Single by Bratisla Boys

from the album Anthologigi
- B-side: "Remix"
- Released: April 2002
- Recorded: 2002
- Genre: Pop, ska
- Length: 3:14
- Label: Jam Block Sony Music
- Songwriters: Dvorjak, Olaff, Piotr

Bratisla Boys singles chronology
|  | "Stach Stach" (2002) | "It's Kyz My Life" (2002) |

Audio sample
- Bratisla Boys - "Stach Stach"file; help;

= Stach Stach =

"Stach Stach" is a 2002 song recorded by Michael Youn and his band Bratisla Boys. This humoristic song was released as first single from the album Anthologigi, in April 2002. Entirely composed of onomatopoeics and meaningless words parodying slavic languages on a repetitive music, the song became a hit, topping the chart in France for almost four months.

==Song information==
The song was first performed as a parody of the Eurovision contest in the French TV show Morning Live, hosted by Michaël Youn and his two friends and broadcast on M6. As it was well received by the public, it was recorded and eventually released as a single, and was sponsored by Fun Radio.

According to the band's fictitious biography, the song is supposed to having been recorded in a submarine while it was 300 metres deep. Dvorjak, Olaff and Piotr, who are credited as writers and composers of the song, are actually the singers under a pseudonym. All three appear displaying their bare buttocks on the back of the single cover.

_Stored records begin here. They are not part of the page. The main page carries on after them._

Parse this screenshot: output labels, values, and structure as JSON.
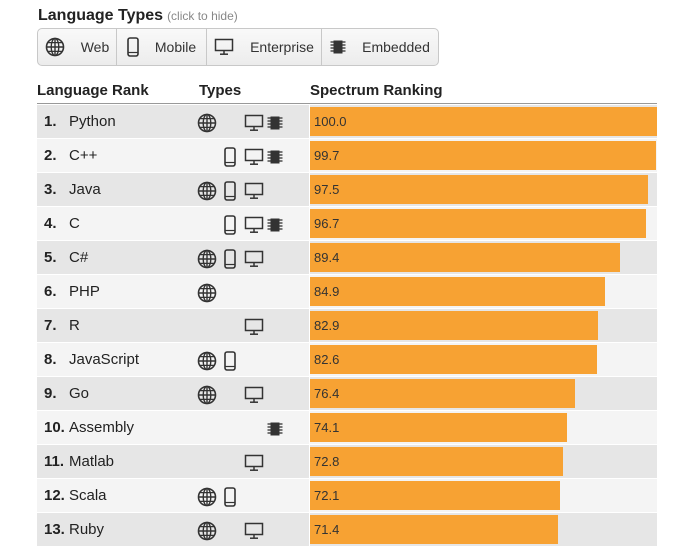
{
  "header": {
    "title": "Language Types",
    "hint": "(click to hide)"
  },
  "filters": [
    {
      "label": "Web",
      "icon": "globe-icon"
    },
    {
      "label": "Mobile",
      "icon": "phone-icon"
    },
    {
      "label": "Enterprise",
      "icon": "monitor-icon"
    },
    {
      "label": "Embedded",
      "icon": "chip-icon"
    }
  ],
  "columns": {
    "rank": "Language Rank",
    "types": "Types",
    "spectrum": "Spectrum Ranking"
  },
  "colors": {
    "bar": "#f7a233",
    "row_odd": "#e6e6e6",
    "row_even": "#f4f4f4"
  },
  "chart_data": {
    "type": "bar",
    "orientation": "horizontal",
    "xlim": [
      0,
      100
    ],
    "rows": [
      {
        "rank": "1.",
        "name": "Python",
        "value": 100.0,
        "label": "100.0",
        "types": [
          "web",
          "enterprise",
          "embedded"
        ]
      },
      {
        "rank": "2.",
        "name": "C++",
        "value": 99.7,
        "label": "99.7",
        "types": [
          "mobile",
          "enterprise",
          "embedded"
        ]
      },
      {
        "rank": "3.",
        "name": "Java",
        "value": 97.5,
        "label": "97.5",
        "types": [
          "web",
          "mobile",
          "enterprise"
        ]
      },
      {
        "rank": "4.",
        "name": "C",
        "value": 96.7,
        "label": "96.7",
        "types": [
          "mobile",
          "enterprise",
          "embedded"
        ]
      },
      {
        "rank": "5.",
        "name": "C#",
        "value": 89.4,
        "label": "89.4",
        "types": [
          "web",
          "mobile",
          "enterprise"
        ]
      },
      {
        "rank": "6.",
        "name": "PHP",
        "value": 84.9,
        "label": "84.9",
        "types": [
          "web"
        ]
      },
      {
        "rank": "7.",
        "name": "R",
        "value": 82.9,
        "label": "82.9",
        "types": [
          "enterprise"
        ]
      },
      {
        "rank": "8.",
        "name": "JavaScript",
        "value": 82.6,
        "label": "82.6",
        "types": [
          "web",
          "mobile"
        ]
      },
      {
        "rank": "9.",
        "name": "Go",
        "value": 76.4,
        "label": "76.4",
        "types": [
          "web",
          "enterprise"
        ]
      },
      {
        "rank": "10.",
        "name": "Assembly",
        "value": 74.1,
        "label": "74.1",
        "types": [
          "embedded"
        ]
      },
      {
        "rank": "11.",
        "name": "Matlab",
        "value": 72.8,
        "label": "72.8",
        "types": [
          "enterprise"
        ]
      },
      {
        "rank": "12.",
        "name": "Scala",
        "value": 72.1,
        "label": "72.1",
        "types": [
          "web",
          "mobile"
        ]
      },
      {
        "rank": "13.",
        "name": "Ruby",
        "value": 71.4,
        "label": "71.4",
        "types": [
          "web",
          "enterprise"
        ]
      }
    ]
  }
}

In France, the single charted for 38 weeks on the chart (top 100) from 20 April 2002. It topped the chart for ten weeks, 21 weeks in the top ten and 31 weeks in the top 50. Certified Diamond, the song is the eighth best-selling single of the 21st century in France, with 797,000 units sold.

==Track listings==
- CD single
1. "Stach Stach" (edit long) — 3:14
2. "Stach Stach" (edit radio) — 1:24
3. "Stach Stach" (instrumental) — 3:14
4. "Bratisla Theme" — 3:38

- 12" maxi
5. "Stach Stach" (edit long) — 3:14
6. "Stach Stach" (edit radio) — 1:24
7. "Stach Stach" (instrumental) — 3:14
8. "Bratisla Theme" — 3:38

- CD single - Promo
9. "Stach Stach" (edit long) — 3:14
10. "Stach Stach" (edit radio 1) — 1:45
11. "Bratisla anthem" — 3:38

==Credits==
- Written by Dvorjak, Olaff and Piotr
- Artwork by Markus Dinocerak
- Photography by S. Mickaïlof
- "Bratisla anthem" : mixed by Tomislav Arroyovski, produced by Play Mo' Bitch, scratches by Nikolaï

==Charts==

===Weekly charts===

| Chart (2002) | Peak position |
|---|---|
| Belgian (Wallonia) Singles Chart | 3 |
| French SNEP Singles Chart | 1 |
| Swiss Singles Chart | 2 |

===Year-end charts===

| Chart (2002) | Position |
|---|---|
| Belgian (Wallonia) Singles Chart | 20 |
| Europe (Eurochart Hot 100) | 14 |
| French Singles Chart | 2 |
| Swiss Singles Chart | 49 |

==Certifications==

| Region | Certification | Certified units/sales |
| France (SNEP) | Diamond | 750,000^{*} |
^{*} Sales figures based on certification alone.